Frage: Wie unterstützen Sie die Lehrkräfte dabei, die Digitalisierung sinnvoll zu nutzen?
Christine Hauser: Hierzu sind einige Maßnahmen im Medienkonzept definiert. Es werden regelmäßig schulinterne Fortbildungen fürs Kollegium angeboten (z. B. zu Themen wie Moodle, Whiteboards, Windows Tablets und iPads). Interessierte Lehrkräfte treffen sich im „Café Digital“. Nach dem Motto „Lehrer helfen Lehrern“ werden sie hier von spezialisierten Kolleginnen und Kollegen geschult. Auch bei zentralen Veranstaltungen wie Lehrerkonferenzen und Fachsitzungen steht das Thema oft auf der Agenda.
Frage: Welche Fähigkeiten werden in einer zunehmend digitaler werdenden Welt wichtiger? Wie sieht die Schule der Zukunft aus?

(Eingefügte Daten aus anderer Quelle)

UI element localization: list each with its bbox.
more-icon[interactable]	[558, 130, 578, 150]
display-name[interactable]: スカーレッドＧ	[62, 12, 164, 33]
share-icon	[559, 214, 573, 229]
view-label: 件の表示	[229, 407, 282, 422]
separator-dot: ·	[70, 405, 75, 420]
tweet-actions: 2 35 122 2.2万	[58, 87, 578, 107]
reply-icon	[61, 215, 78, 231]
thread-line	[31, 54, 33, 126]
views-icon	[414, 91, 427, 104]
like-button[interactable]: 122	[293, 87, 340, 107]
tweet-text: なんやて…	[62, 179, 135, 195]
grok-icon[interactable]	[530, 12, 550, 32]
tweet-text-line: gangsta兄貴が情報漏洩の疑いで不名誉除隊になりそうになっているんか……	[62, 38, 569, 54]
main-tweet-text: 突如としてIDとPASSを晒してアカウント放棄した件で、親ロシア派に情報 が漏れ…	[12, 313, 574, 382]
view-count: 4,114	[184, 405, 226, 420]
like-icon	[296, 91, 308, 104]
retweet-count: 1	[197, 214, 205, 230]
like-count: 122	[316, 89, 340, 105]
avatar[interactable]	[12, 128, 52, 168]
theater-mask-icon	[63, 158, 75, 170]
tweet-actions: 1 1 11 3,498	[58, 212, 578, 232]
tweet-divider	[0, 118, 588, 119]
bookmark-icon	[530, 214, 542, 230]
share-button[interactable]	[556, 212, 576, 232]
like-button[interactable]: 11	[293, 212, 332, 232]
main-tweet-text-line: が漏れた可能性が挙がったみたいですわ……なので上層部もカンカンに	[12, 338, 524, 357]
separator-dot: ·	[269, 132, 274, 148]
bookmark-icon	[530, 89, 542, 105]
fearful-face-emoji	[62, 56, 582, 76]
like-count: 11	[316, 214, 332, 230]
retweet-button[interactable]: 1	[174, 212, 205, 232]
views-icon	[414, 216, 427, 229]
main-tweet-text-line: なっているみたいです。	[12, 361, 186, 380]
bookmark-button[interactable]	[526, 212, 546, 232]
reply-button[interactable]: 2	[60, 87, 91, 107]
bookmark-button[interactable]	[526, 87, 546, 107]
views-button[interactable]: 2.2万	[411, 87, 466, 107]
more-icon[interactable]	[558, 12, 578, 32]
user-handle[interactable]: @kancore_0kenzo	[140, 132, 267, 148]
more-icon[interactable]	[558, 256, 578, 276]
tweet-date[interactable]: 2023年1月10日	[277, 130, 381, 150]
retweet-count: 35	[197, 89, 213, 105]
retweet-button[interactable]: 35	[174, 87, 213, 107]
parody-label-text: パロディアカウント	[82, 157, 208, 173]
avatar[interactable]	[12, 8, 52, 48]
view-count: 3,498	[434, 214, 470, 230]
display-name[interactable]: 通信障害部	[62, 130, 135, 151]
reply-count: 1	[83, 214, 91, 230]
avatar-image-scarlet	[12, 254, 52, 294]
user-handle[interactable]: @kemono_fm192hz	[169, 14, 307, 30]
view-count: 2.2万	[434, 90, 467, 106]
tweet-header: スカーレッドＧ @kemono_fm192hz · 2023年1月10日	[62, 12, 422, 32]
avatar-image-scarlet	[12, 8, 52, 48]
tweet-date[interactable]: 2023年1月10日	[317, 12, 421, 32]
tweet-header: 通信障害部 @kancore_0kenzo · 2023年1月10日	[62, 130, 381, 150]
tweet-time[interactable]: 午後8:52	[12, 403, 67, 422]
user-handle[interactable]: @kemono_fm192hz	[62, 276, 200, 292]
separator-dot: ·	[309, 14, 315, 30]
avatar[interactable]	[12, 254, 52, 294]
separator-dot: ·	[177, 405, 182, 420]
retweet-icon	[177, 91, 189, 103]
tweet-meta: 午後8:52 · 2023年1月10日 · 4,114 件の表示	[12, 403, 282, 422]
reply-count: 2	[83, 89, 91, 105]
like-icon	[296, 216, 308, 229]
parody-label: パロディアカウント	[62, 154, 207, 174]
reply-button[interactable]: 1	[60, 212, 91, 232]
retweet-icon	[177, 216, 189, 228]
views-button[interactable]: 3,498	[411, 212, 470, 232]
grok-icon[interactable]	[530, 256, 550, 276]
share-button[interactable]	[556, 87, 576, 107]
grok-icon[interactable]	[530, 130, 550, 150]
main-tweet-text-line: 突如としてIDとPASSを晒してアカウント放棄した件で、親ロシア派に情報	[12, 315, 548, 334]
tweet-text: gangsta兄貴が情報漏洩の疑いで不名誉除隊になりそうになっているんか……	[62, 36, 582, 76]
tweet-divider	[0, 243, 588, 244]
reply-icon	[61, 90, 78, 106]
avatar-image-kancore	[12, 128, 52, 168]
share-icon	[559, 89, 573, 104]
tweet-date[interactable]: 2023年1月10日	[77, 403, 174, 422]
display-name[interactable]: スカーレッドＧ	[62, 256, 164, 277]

Heike Geßner: Es gibt nach dem sog. „4K-Modell“ vier zentrale Fähigkeiten, die für Lernende im 21. Jahrhundert von herausragender Bedeutung sind: Kommunikation, Kritisches Denken, Kreativität und Kollaboration. Der Unterricht hat sich diesbezüglich in den letzten Jahren schon grundlegend verändert – hin zum kompetenzorientierten, selbsterarbeiteten Lernen und Entwickeln von eigenständiger Problemlösungskompetenz. Zukünftig werden digitale Medien noch viel mehr als sinnvolle Ergänzung im Unterricht eingesetzt werden. Doch die Medien allein machen noch keinen guten Unterreicht. Gute Lehrkräfte werden auch in Zukunft eine entscheidende Rolle spielen –verstärkt als Moderator und Richtungsweiser.